2014’te gıda fiyatları enflasyonun üzerinde arttı
Olumsuzlukların yaşandığı bu dönemde üretim yetersizliği ithalat ile kapatılmaya çalışılmış, ancak bu seçenek sektörde bir rahatlama sağlamadığı gibi gıda fiyatlarındaki artışı da durduramamıştır. 2014 yılında gıda fiyatlarının, ortalama enflasyonun üzerinde, yüzde 15 olarak gerçekleşmesi uygulanan tarım ve gıda politikalarının yanlışlığını bir kez daha ortaya koymuştur. Tüketicinin gıdaya erişimi giderek zorlaşırken, sektördeki özelleştirmeler, gıda güvenilirliğini tehdit eden uygulamalar ve ilgili meslek örgütleri, kurum ve kuruluşların görüşü alınmadan yapılan hukuki düzenlemeler yaşanan sıkıntıları daha da arttırmıştır.

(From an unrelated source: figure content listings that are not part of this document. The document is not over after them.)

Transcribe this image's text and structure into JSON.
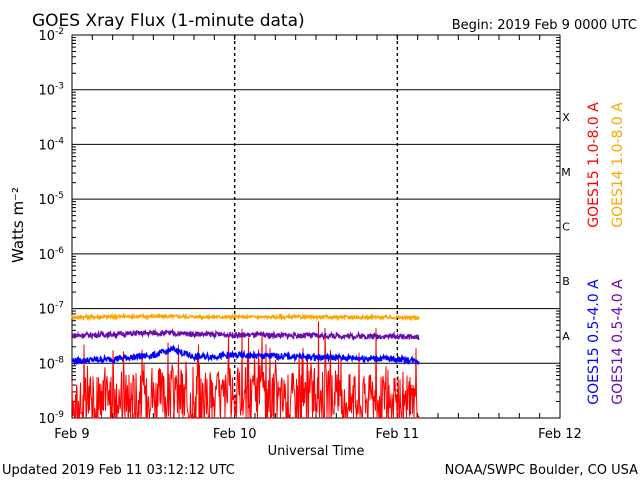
{
  "header": {
    "title": "GOES Xray Flux (1-minute data)",
    "begin": "Begin:  2019 Feb 9 0000 UTC"
  },
  "footer": {
    "updated": "Updated 2019 Feb 11 03:12:12 UTC",
    "credit": "NOAA/SWPC Boulder, CO USA"
  },
  "colors": {
    "goes15_long": "#ff0000",
    "goes14_long": "#ffa500",
    "goes15_short": "#0000ff",
    "goes14_short": "#6a0dad"
  },
  "chart_data": {
    "type": "line",
    "title": "GOES Xray Flux (1-minute data)",
    "xlabel": "Universal Time",
    "ylabel": "Watts m⁻²",
    "yscale": "log",
    "ylim": [
      1e-09,
      0.01
    ],
    "xlim": [
      "2019-02-09",
      "2019-02-12"
    ],
    "grid": true,
    "x_ticks": [
      "Feb 9",
      "Feb 10",
      "Feb 11",
      "Feb 12"
    ],
    "y_ticks": [
      {
        "value": 1e-09,
        "base": "10",
        "exp": "-9"
      },
      {
        "value": 1e-08,
        "base": "10",
        "exp": "-8"
      },
      {
        "value": 1e-07,
        "base": "10",
        "exp": "-7"
      },
      {
        "value": 1e-06,
        "base": "10",
        "exp": "-6"
      },
      {
        "value": 1e-05,
        "base": "10",
        "exp": "-5"
      },
      {
        "value": 0.0001,
        "base": "10",
        "exp": "-4"
      },
      {
        "value": 0.001,
        "base": "10",
        "exp": "-3"
      },
      {
        "value": 0.01,
        "base": "10",
        "exp": "-2"
      }
    ],
    "flare_classes": [
      {
        "label": "A",
        "value": 1e-08
      },
      {
        "label": "B",
        "value": 1e-07
      },
      {
        "label": "C",
        "value": 1e-06
      },
      {
        "label": "M",
        "value": 1e-05
      },
      {
        "label": "X",
        "value": 0.0001
      }
    ],
    "data_end": "2019-02-11 03:12",
    "series": [
      {
        "name": "GOES15 1.0-8.0 A",
        "color": "#ff0000",
        "x": [
          "2019-02-09 00:00",
          "2019-02-09 06:00",
          "2019-02-09 12:00",
          "2019-02-09 18:00",
          "2019-02-10 00:00",
          "2019-02-10 06:00",
          "2019-02-10 12:00",
          "2019-02-10 18:00",
          "2019-02-11 00:00",
          "2019-02-11 03:00"
        ],
        "values": [
          1.5e-09,
          2e-09,
          2.5e-09,
          2e-09,
          2.5e-09,
          2e-09,
          2.5e-09,
          2e-09,
          1.5e-09,
          1.5e-09
        ]
      },
      {
        "name": "GOES14 1.0-8.0 A",
        "color": "#ffa500",
        "x": [
          "2019-02-09 00:00",
          "2019-02-09 12:00",
          "2019-02-10 00:00",
          "2019-02-10 12:00",
          "2019-02-11 00:00",
          "2019-02-11 03:00"
        ],
        "values": [
          7e-08,
          7.2e-08,
          7e-08,
          7e-08,
          6.9e-08,
          6.8e-08
        ]
      },
      {
        "name": "GOES15 0.5-4.0 A",
        "color": "#0000ff",
        "x": [
          "2019-02-09 00:00",
          "2019-02-09 06:00",
          "2019-02-09 12:00",
          "2019-02-09 15:00",
          "2019-02-09 18:00",
          "2019-02-10 00:00",
          "2019-02-10 12:00",
          "2019-02-11 00:00",
          "2019-02-11 03:00"
        ],
        "values": [
          1.1e-08,
          1.2e-08,
          1.4e-08,
          1.8e-08,
          1.3e-08,
          1.4e-08,
          1.3e-08,
          1.2e-08,
          1.1e-08
        ]
      },
      {
        "name": "GOES14 0.5-4.0 A",
        "color": "#6a0dad",
        "x": [
          "2019-02-09 00:00",
          "2019-02-09 12:00",
          "2019-02-10 00:00",
          "2019-02-10 12:00",
          "2019-02-11 00:00",
          "2019-02-11 03:00"
        ],
        "values": [
          3.2e-08,
          3.6e-08,
          3.3e-08,
          3.2e-08,
          3.1e-08,
          3e-08
        ]
      }
    ]
  }
}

Ucuz ve sağlıklı gıda için aile çiftçiliği desteklenmeli
Sonuç olarak aile çiftçiliği, biyolojik çeşitliliğin, gıda güvencesinin ve sağlıklı beslenmenin temel unsurudur. Gelişmiş ülkelerde yok olmaya yüz tutmuş ve tekrar dönülmek istenilen aile tarımı ve küçük çiftçilik konusunda ülkemiz daha şanslı bir konumdadır. Yukarıda saydığımız gerekçelerle diyoruz ki tarımda ve tarımsal üretimde önemli bir girdi sağlayan, yerel anlamda üretime ciddi destekleri olan ve geleneksel üretim girdilerini kullanarak bugünden yarına ulusal bir birikim ve geçmişin oluşturulmasında önemli katkıları olan aile tarımcılığı ya da küçük çiftçilik mutlaka desteklenmelidir. Aile çiftçiliğini ön plana alan ulusal politikaların uygulanması, çiftçimizin ve tarımımızın hak ettiği itibarı görmesi, sektöre hizmet etmek üzere hazır bekleyen işsiz meslektaşlarımızın istihdamı, halkımızın ucuz ve kaliteli gıdaya erişiminin sağlanması en büyük dileğimizdir.”